Мы обычно доругивались в шестой аудитории, где он однажды обнял меня и поцеловал. Что это, оказывается, был поцелуй, я узнала уже потом, когда плакала. Он так утверждал, хотя после этого странного действия я целых пять минут, выпучив глаза, не могла перевести дух. А на следующее утро мама задумчиво спросила, что это за «такое лиловое» у меня на щеке.
Я, естественно, после «поцелуя» старалась больше Жене в этом смысле не попадаться. По крайней мере, в пустых аудиториях. Куда его как раз тянуло.
В такой сложной личной обстановке до меня как-то приглушенно доходили события внешнего мира. В Америке разворачивалась кампания по «расследованию антиамериканской деятельности», мелькали имена крупных ученых, писателей, кинематографистов, подвергавшихся гонениям. В Корее шла война — и воспринималась как глухой отзвук минувшей битвы, как бы последний исход мирового зла… Потом было серое, набухшее сыростью начало марта. Москва, строгая, аскетически чистая, нетронутая еще стройплощадками, держалась на пределе своего довоенного облика. Но в малолюдности узких ее переулков, в новой, непривычной еще череде лип, высаженных в гнезда, пробитые на тротуарах улицы Горького и забранных по-европейски чугунными узорчатыми решетками, уже как бы сквозило затишье накануне грядущих перемен, разительного всплеска, поворота исподволь накопленных городом сил. В скрытой за старыми стенами скученности, в образцовом порядке улиц и блещущего мрамором метро нарастало движение быстро развивающейся жизни, и молодое поколение москвичей, как бы разом и дружно подросшее, выплескивалось все явственнее, понемногу тесня спокойное и выносливое, работящее и преданное, неприхотливое женское лицо военной Москвы.

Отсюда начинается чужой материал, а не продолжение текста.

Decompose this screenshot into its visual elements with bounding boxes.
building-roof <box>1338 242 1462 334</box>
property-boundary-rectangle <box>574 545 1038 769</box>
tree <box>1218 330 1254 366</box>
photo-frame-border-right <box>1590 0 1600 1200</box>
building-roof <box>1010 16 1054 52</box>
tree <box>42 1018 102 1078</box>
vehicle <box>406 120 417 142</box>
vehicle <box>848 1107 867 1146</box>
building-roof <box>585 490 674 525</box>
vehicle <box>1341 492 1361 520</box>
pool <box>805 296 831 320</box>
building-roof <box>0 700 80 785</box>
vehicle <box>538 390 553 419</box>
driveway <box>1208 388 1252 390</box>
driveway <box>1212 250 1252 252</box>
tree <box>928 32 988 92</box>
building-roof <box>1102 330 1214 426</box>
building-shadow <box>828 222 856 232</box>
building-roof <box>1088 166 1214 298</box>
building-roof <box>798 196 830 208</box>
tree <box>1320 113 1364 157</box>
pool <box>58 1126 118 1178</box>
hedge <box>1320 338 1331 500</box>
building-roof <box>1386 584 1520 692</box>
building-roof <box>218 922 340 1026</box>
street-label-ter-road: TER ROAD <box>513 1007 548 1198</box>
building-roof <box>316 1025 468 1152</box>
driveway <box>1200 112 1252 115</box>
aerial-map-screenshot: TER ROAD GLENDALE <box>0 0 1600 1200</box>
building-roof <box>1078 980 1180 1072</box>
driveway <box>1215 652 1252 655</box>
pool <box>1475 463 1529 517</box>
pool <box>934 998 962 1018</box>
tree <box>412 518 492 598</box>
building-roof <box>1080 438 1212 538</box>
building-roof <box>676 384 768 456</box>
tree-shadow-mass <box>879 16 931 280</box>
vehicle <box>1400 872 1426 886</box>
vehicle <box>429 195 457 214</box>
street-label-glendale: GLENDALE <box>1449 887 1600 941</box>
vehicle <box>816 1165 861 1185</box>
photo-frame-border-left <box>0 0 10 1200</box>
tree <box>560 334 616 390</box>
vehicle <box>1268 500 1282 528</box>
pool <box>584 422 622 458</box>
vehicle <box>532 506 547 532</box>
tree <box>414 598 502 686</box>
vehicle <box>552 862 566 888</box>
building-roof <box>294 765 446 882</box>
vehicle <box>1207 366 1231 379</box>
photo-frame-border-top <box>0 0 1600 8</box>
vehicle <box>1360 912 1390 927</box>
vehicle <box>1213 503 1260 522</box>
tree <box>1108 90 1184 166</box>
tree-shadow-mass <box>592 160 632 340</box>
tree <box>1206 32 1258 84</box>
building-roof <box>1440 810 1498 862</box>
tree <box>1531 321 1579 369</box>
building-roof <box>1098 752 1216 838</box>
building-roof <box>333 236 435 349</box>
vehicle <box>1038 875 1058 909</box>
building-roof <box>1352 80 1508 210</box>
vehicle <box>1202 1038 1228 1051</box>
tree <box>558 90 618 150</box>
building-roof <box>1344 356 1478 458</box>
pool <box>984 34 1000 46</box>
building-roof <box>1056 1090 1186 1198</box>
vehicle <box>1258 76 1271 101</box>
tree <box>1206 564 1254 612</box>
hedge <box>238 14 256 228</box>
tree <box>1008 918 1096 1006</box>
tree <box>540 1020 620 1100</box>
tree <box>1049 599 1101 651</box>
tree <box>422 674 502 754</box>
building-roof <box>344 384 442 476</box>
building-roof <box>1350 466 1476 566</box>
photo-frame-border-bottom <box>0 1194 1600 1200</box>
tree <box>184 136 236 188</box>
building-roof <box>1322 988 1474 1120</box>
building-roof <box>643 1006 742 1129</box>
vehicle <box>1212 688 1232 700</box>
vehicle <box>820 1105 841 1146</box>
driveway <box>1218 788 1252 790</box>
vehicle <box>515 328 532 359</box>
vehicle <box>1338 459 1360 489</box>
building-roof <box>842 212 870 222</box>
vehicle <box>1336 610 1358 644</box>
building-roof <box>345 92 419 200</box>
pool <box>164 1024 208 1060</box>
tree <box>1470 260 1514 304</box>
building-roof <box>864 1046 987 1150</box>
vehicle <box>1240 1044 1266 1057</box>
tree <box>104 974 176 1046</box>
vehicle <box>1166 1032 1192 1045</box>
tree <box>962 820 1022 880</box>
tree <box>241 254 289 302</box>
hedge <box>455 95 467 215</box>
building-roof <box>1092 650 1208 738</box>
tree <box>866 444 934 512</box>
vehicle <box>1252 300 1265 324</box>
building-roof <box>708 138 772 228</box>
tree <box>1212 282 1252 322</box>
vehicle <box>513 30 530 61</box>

Даже в мартовское туманное и неверное утро, когда по всем статьям полагалось бы быть весне, солнышку и лужам, Москва хмурилась недоверчиво, строго, придерживаясь мнения об извечном обмане мартовских дней.
Мы шли с Женей по Тверскому бульвару, туманная, предвесенняя мгла плескалась между деревьями, под ее покровом мы добрались до памятника Тимирязеву. Почему-то именно под ним, под этим столпообразным, облаченным в каменную тогу академиком, Женя решил мне предложить руку и сердце.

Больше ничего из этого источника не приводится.